I knew I was a vault though. I had to be. Not for me, for my kids.

When my marriage ended six years after that affair, my kids were entering their teen and tween years. They were older and understood that their father and I weren’t in love anymore. Yes, the affair was the beginning of our unraveling, a crucial chapter in that longer story — but they didn’t need to know that.

I didn't hide the story from them to protect their father. I did it to protect my kids' relationship with their father, which is a subtle but massively important distinction. It hasn’t always been easy to do but the long game has been — and will be — worth it. What happened between me and their father happened privately. If my kids found out, it would only cause damage.
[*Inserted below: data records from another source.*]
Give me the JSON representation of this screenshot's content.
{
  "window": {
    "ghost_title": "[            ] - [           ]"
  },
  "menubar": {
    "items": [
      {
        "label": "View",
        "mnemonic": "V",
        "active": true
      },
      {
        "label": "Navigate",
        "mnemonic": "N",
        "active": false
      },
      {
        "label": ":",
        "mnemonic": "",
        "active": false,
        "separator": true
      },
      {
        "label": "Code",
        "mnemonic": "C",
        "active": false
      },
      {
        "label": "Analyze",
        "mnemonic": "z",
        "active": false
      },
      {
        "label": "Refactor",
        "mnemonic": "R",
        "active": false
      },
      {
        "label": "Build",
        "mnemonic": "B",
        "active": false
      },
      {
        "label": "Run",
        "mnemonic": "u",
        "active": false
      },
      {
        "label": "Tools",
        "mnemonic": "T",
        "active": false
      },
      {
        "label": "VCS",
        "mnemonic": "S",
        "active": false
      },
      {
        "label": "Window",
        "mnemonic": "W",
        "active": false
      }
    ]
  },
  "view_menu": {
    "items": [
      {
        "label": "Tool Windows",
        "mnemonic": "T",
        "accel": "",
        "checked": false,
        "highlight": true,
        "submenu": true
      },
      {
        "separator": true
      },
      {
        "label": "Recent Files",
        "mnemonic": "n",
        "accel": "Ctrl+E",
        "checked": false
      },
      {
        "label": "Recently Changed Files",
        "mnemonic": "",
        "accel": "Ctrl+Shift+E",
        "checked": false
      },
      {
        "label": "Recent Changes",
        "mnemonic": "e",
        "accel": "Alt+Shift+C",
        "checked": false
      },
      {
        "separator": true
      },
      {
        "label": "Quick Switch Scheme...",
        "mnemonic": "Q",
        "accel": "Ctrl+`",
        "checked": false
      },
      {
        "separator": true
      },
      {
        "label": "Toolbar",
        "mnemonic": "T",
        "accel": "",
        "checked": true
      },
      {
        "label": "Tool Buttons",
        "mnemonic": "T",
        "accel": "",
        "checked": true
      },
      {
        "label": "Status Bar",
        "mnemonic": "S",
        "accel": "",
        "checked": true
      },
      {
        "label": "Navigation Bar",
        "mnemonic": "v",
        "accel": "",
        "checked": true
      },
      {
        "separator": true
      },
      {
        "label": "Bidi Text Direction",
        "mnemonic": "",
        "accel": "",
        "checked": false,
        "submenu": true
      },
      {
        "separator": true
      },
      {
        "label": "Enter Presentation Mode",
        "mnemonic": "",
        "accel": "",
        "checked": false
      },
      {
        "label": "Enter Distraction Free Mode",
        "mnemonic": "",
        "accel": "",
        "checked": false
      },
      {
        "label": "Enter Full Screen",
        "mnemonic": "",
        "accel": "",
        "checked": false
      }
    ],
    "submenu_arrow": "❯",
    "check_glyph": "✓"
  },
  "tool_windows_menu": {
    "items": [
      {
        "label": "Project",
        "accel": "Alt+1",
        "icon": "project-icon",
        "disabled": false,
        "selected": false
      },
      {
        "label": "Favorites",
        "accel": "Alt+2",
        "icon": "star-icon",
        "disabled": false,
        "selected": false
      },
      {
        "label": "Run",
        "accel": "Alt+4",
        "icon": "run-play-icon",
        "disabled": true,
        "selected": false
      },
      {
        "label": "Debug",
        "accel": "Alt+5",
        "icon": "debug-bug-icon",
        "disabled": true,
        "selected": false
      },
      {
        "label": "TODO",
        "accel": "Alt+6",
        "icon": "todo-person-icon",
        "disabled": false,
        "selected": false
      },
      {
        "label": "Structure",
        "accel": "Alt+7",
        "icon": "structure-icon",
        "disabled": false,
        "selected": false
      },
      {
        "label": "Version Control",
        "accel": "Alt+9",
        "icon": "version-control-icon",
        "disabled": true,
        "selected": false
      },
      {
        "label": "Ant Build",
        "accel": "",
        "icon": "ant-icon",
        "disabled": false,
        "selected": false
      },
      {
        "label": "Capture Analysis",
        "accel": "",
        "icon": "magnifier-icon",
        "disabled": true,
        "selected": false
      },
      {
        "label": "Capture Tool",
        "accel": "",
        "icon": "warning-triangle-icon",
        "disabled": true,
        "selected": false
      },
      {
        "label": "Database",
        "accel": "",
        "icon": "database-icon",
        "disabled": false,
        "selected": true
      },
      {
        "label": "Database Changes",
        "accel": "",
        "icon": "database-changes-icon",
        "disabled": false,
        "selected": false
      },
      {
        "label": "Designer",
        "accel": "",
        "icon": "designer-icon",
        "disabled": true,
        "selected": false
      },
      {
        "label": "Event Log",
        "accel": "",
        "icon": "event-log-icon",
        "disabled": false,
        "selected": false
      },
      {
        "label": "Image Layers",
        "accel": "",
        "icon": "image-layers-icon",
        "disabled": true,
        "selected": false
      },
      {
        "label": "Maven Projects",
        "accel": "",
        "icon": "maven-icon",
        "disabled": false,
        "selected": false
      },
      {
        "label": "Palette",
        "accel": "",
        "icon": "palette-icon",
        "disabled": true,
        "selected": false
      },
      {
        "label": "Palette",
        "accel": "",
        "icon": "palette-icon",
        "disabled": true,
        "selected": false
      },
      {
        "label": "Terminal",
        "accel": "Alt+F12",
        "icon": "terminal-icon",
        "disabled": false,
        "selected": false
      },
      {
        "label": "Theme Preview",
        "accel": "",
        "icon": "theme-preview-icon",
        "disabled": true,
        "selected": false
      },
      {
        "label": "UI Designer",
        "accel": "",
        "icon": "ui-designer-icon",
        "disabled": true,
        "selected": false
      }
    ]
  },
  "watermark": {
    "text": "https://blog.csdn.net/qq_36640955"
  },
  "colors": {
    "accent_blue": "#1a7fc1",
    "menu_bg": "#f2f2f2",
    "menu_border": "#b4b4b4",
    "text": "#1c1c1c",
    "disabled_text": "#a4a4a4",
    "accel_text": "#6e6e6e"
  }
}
I know this because my parents divorced when I was a teenager, and they proceeded to tell me and my siblings about every mistake the other had made: affairs, lying, being careless with money, and throwing wine glasses at each other. I did know my parents weren’t happy. Giving me and my siblings the details made us feel like we had to take sides. Kids aren’t able to take on adult problems and no one should make them feel like they need to. But when you’re airing your dirty laundry to your kids, that’s exactly what happens. They take it on. All of it.

My ex and I made a vow to each other when we married. When that didn’t last, we made another vow: to always have each other’s backs and to put the well-being of our children before anything. That means no bad-mouthing, zero-pointing fingers, and never trying to make the other look like a bad parent. And even when it’s hard, we’ve stuck to it, and I’m so glad.